As we Vijay drove us, we stopped many times to take pictures of the monkeys sitting by the side of the road. When we stopped they would climb on to our car and look at us through the windows. Monkeys are nasty creatures but fascinating to watch.
We drove off the narrow 1-lane highway, on to a dirt road where we were met by Shantaram who will be our driver. Our luggage was off loaded into his open-air jeep and we were driven down dusty trails that barely could be followed. It was a very bumpy ride. We finally arrived at the Jawai Leopard Camp, where we were escorted to our luxury tent. It is like no other tent we have been in, full shower, working toilet etc. We were warned to keep our tent entrances closed and leave no food exposed because monkeys and other animals that will follow the scent to the food.

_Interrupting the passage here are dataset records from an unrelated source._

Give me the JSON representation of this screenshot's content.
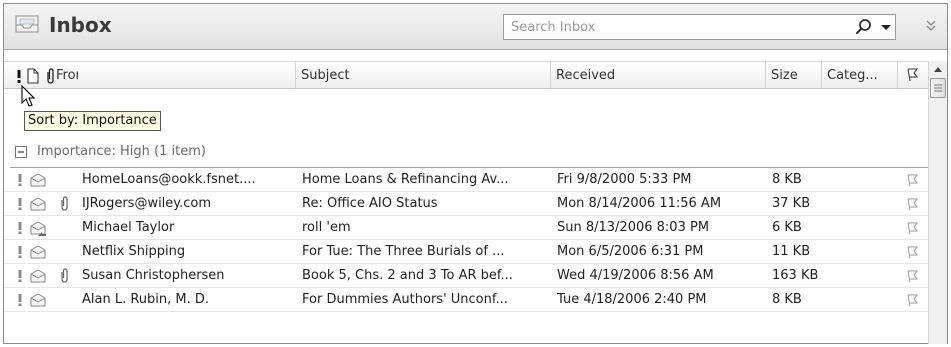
{
  "window": {
    "title": "Inbox",
    "search_placeholder": "Search Inbox"
  },
  "columns": {
    "from": "From",
    "subject": "Subject",
    "received": "Received",
    "size": "Size",
    "categories": "Categ..."
  },
  "tooltip": "Sort by: Importance",
  "group": {
    "label": "Importance: High (1 item)"
  },
  "messages": [
    {
      "from": "HomeLoans@ookk.fsnet....",
      "subject": "Home Loans & Refinancing Av...",
      "received": "Fri 9/8/2000 5:33 PM",
      "size": "8 KB",
      "attachment": false,
      "icon": "envelope-icon"
    },
    {
      "from": "IJRogers@wiley.com",
      "subject": "Re: Office AIO Status",
      "received": "Mon 8/14/2006 11:56 AM",
      "size": "37 KB",
      "attachment": true,
      "icon": "envelope-icon"
    },
    {
      "from": "Michael Taylor",
      "subject": "roll 'em",
      "received": "Sun 8/13/2006 8:03 PM",
      "size": "6 KB",
      "attachment": false,
      "icon": "replied-envelope-icon"
    },
    {
      "from": "Netflix Shipping",
      "subject": "For Tue: The Three Burials of ...",
      "received": "Mon 6/5/2006 6:31 PM",
      "size": "11 KB",
      "attachment": false,
      "icon": "envelope-icon"
    },
    {
      "from": "Susan Christophersen",
      "subject": "Book 5, Chs. 2 and 3 To AR bef...",
      "received": "Wed 4/19/2006 8:56 AM",
      "size": "163 KB",
      "attachment": true,
      "icon": "envelope-icon"
    },
    {
      "from": "Alan L. Rubin, M. D.",
      "subject": "For Dummies Authors' Unconf...",
      "received": "Tue 4/18/2006 2:40 PM",
      "size": "8 KB",
      "attachment": false,
      "icon": "envelope-icon"
    }
  ]
}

Once we were acclimated we walked back towards the Camp’s outside bar. Our tent is away from the central area of the Camp. We each were given flashlights to illuminate the path. There are hundreds of lanterns everywhere and local guides that lead you from your tent to where ever you want to go.

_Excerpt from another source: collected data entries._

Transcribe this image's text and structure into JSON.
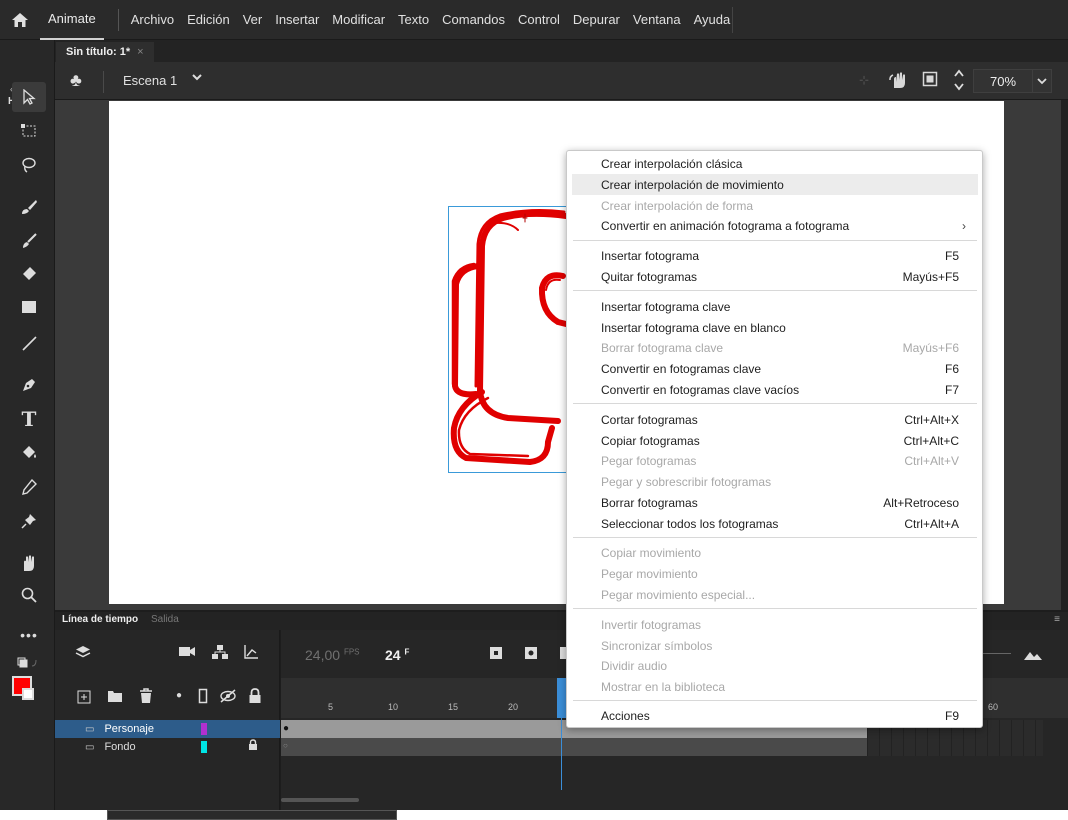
{
  "app": {
    "name": "Animate",
    "menus": [
      "Archivo",
      "Edición",
      "Ver",
      "Insertar",
      "Modificar",
      "Texto",
      "Comandos",
      "Control",
      "Depurar",
      "Ventana",
      "Ayuda"
    ]
  },
  "document": {
    "tab_title": "Sin título: 1*",
    "close": "×"
  },
  "toolbar_header": "H",
  "scene": {
    "name": "Escena 1",
    "zoom": "70%"
  },
  "timeline": {
    "tab_active": "Línea de tiempo",
    "tab_inactive": "Salida",
    "fps": "24,00",
    "fps_unit": "FPS",
    "frame": "24",
    "frame_unit": "F",
    "ruler_labels": [
      "5",
      "10",
      "15",
      "20",
      "60"
    ],
    "layers": [
      {
        "name": "Personaje",
        "color": "#b030d0",
        "selected": true
      },
      {
        "name": "Fondo",
        "color": "#00e5e5",
        "selected": false,
        "locked": true
      }
    ]
  },
  "colors": {
    "stroke": "#ff0000",
    "highlight": "#2d5c8a",
    "drawing": "#e00000"
  },
  "context_menu": {
    "items": [
      {
        "label": "Crear interpolación clásica",
        "shortcut": "",
        "disabled": false
      },
      {
        "label": "Crear interpolación de movimiento",
        "shortcut": "",
        "disabled": false,
        "hover": true
      },
      {
        "label": "Crear interpolación de forma",
        "shortcut": "",
        "disabled": true
      },
      {
        "label": "Convertir en animación fotograma a fotograma",
        "shortcut": "",
        "disabled": false,
        "submenu": true
      },
      {
        "label": "Insertar fotograma",
        "shortcut": "F5",
        "disabled": false
      },
      {
        "label": "Quitar fotogramas",
        "shortcut": "Mayús+F5",
        "disabled": false
      },
      {
        "label": "Insertar fotograma clave",
        "shortcut": "",
        "disabled": false
      },
      {
        "label": "Insertar fotograma clave en blanco",
        "shortcut": "",
        "disabled": false
      },
      {
        "label": "Borrar fotograma clave",
        "shortcut": "Mayús+F6",
        "disabled": true
      },
      {
        "label": "Convertir en fotogramas clave",
        "shortcut": "F6",
        "disabled": false
      },
      {
        "label": "Convertir en fotogramas clave vacíos",
        "shortcut": "F7",
        "disabled": false
      },
      {
        "label": "Cortar fotogramas",
        "shortcut": "Ctrl+Alt+X",
        "disabled": false
      },
      {
        "label": "Copiar fotogramas",
        "shortcut": "Ctrl+Alt+C",
        "disabled": false
      },
      {
        "label": "Pegar fotogramas",
        "shortcut": "Ctrl+Alt+V",
        "disabled": true
      },
      {
        "label": "Pegar y sobrescribir fotogramas",
        "shortcut": "",
        "disabled": true
      },
      {
        "label": "Borrar fotogramas",
        "shortcut": "Alt+Retroceso",
        "disabled": false
      },
      {
        "label": "Seleccionar todos los fotogramas",
        "shortcut": "Ctrl+Alt+A",
        "disabled": false
      },
      {
        "label": "Copiar movimiento",
        "shortcut": "",
        "disabled": true
      },
      {
        "label": "Pegar movimiento",
        "shortcut": "",
        "disabled": true
      },
      {
        "label": "Pegar movimiento especial...",
        "shortcut": "",
        "disabled": true
      },
      {
        "label": "Invertir fotogramas",
        "shortcut": "",
        "disabled": true
      },
      {
        "label": "Sincronizar símbolos",
        "shortcut": "",
        "disabled": true
      },
      {
        "label": "Dividir audio",
        "shortcut": "",
        "disabled": true
      },
      {
        "label": "Mostrar en la biblioteca",
        "shortcut": "",
        "disabled": true
      },
      {
        "label": "Acciones",
        "shortcut": "F9",
        "disabled": false
      }
    ]
  }
}
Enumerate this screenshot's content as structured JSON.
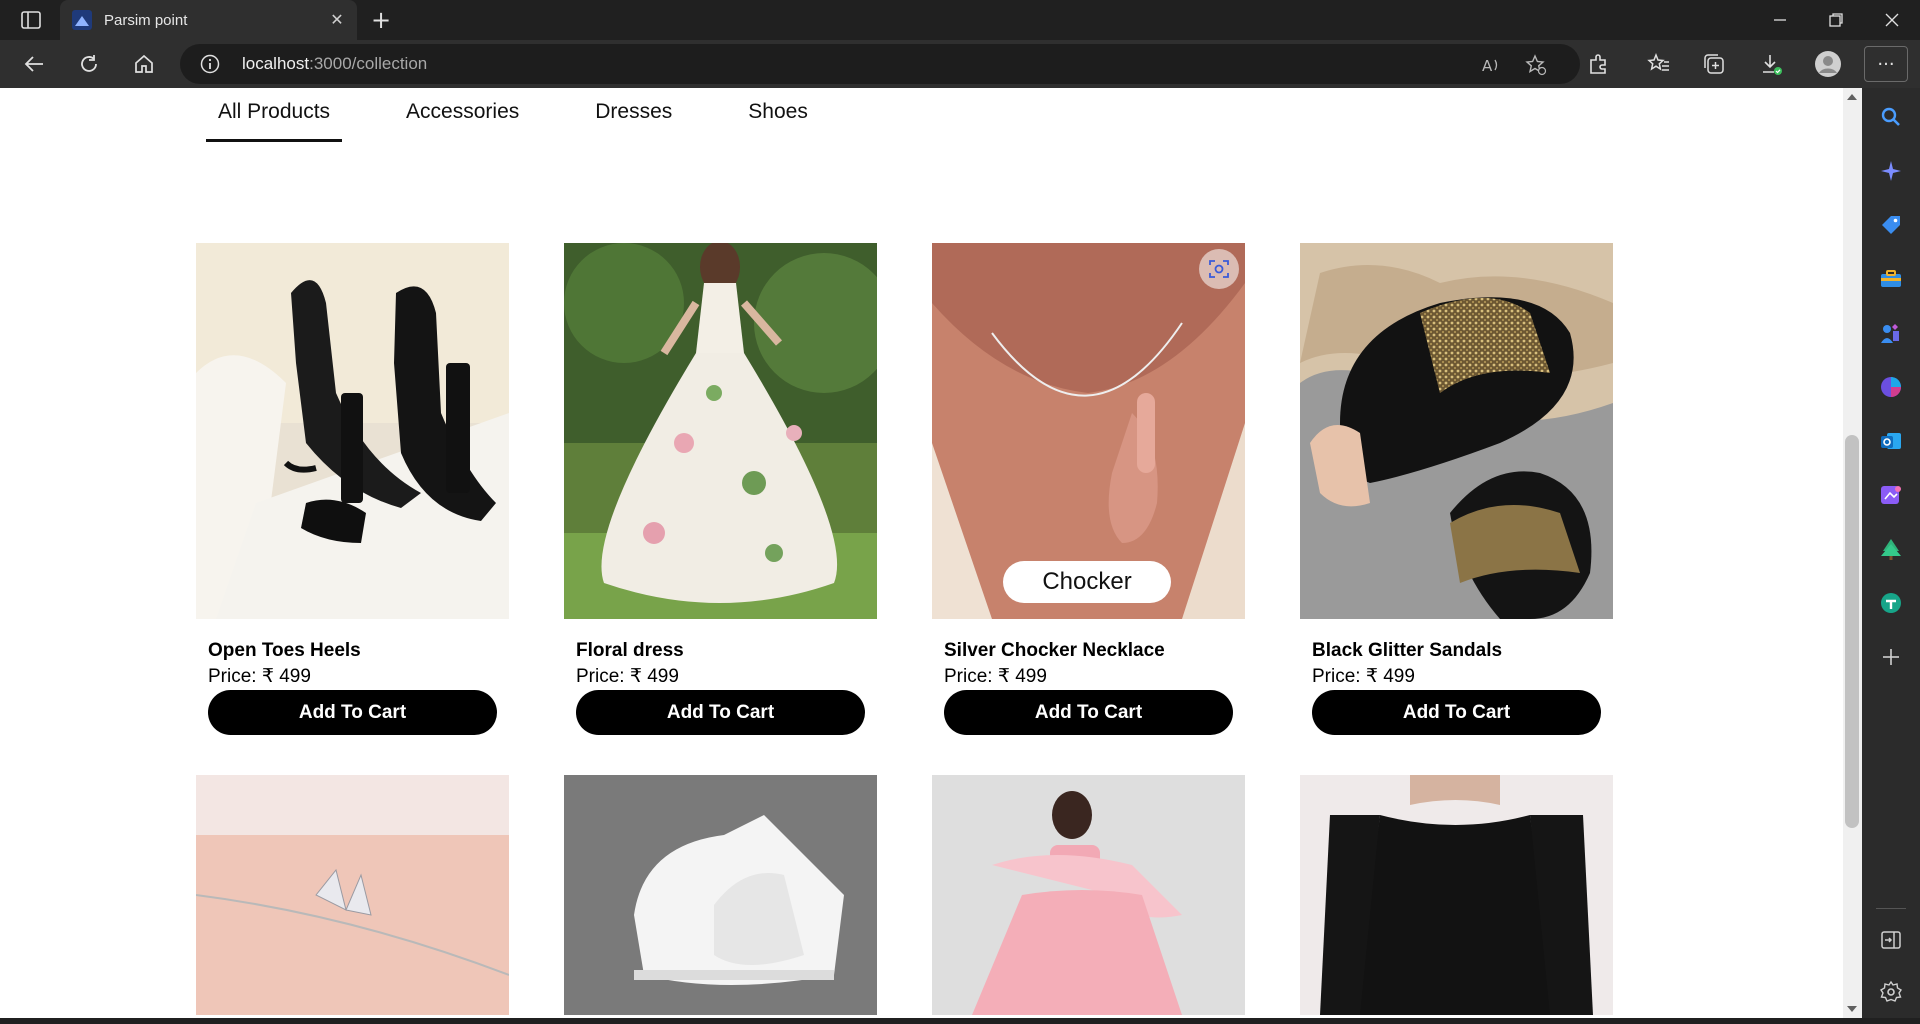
{
  "browser": {
    "tab_title": "Parsim point",
    "url_host": "localhost",
    "url_path": ":3000/collection",
    "icons": [
      "tab-actions-icon",
      "close-icon",
      "plus-icon",
      "minimize-icon",
      "restore-icon",
      "window-close-icon",
      "back-icon",
      "refresh-icon",
      "home-icon",
      "info-icon",
      "read-aloud-icon",
      "favorite-add-icon",
      "extensions-icon",
      "favorites-icon",
      "collections-icon",
      "downloads-icon",
      "profile-icon",
      "more-icon"
    ]
  },
  "sidebar": {
    "icons": [
      "search-icon",
      "copilot-icon",
      "shopping-tag-icon",
      "tools-icon",
      "games-icon",
      "microsoft-365-icon",
      "outlook-icon",
      "designer-icon",
      "tree-icon",
      "app-icon",
      "add-icon",
      "split-screen-icon",
      "settings-icon"
    ]
  },
  "categories": {
    "tabs": [
      "All Products",
      "Accessories",
      "Dresses",
      "Shoes"
    ],
    "active": "All Products"
  },
  "products": [
    {
      "name": "Open Toes Heels",
      "price": "Price: ₹ 499",
      "button": "Add To Cart"
    },
    {
      "name": "Floral dress",
      "price": "Price: ₹ 499",
      "button": "Add To Cart"
    },
    {
      "name": "Silver Chocker Necklace",
      "price": "Price: ₹ 499",
      "button": "Add To Cart",
      "tooltip": "Chocker"
    },
    {
      "name": "Black Glitter Sandals",
      "price": "Price: ₹ 499",
      "button": "Add To Cart"
    }
  ],
  "colors": {
    "chrome_bg": "#202020",
    "tab_bg": "#2f2f2f",
    "button_bg": "#000000",
    "page_bg": "#ffffff"
  }
}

We were told an interesting story that there was a caste of people who were traditional lantern lighters. The people of this cast would go from house to house cleaning lanterns, refilling them with oil and lighting them every night. With the advent of electricity, the people of this caste migrated to the city, as the only way to find employment. This camp employs 3 people whose only job is to clean, fill and ignite the hundreds of lanterns. These three people have returned from the big cities like Mumbai and returned to the village and their traditional jobs. Apparently, they prefer this village life to the hectic impersonal city life.
There are 19 guests at the lodge right now. They are from all over the world: China, Australia, Canada, England, Germany, etc. Chairs were arranged around a large campfire. Drinks and appetizers were served as we mingled and got to know the guides and a few of the other guests. The night is quite cold but the fire was large enough to keep us warm.
We then all moved to a dining area under the stars. Braziers were lit to keep us warm. A traditional Rajasthani thali dinner was served - it was quite good. We were then escorted to our tent by guides with flashlights. Cathy had a slight cold and decided to skip the 6am wakeup call for our first Leopard Safari. All night long we heard strange noises from animals creeping around our tent.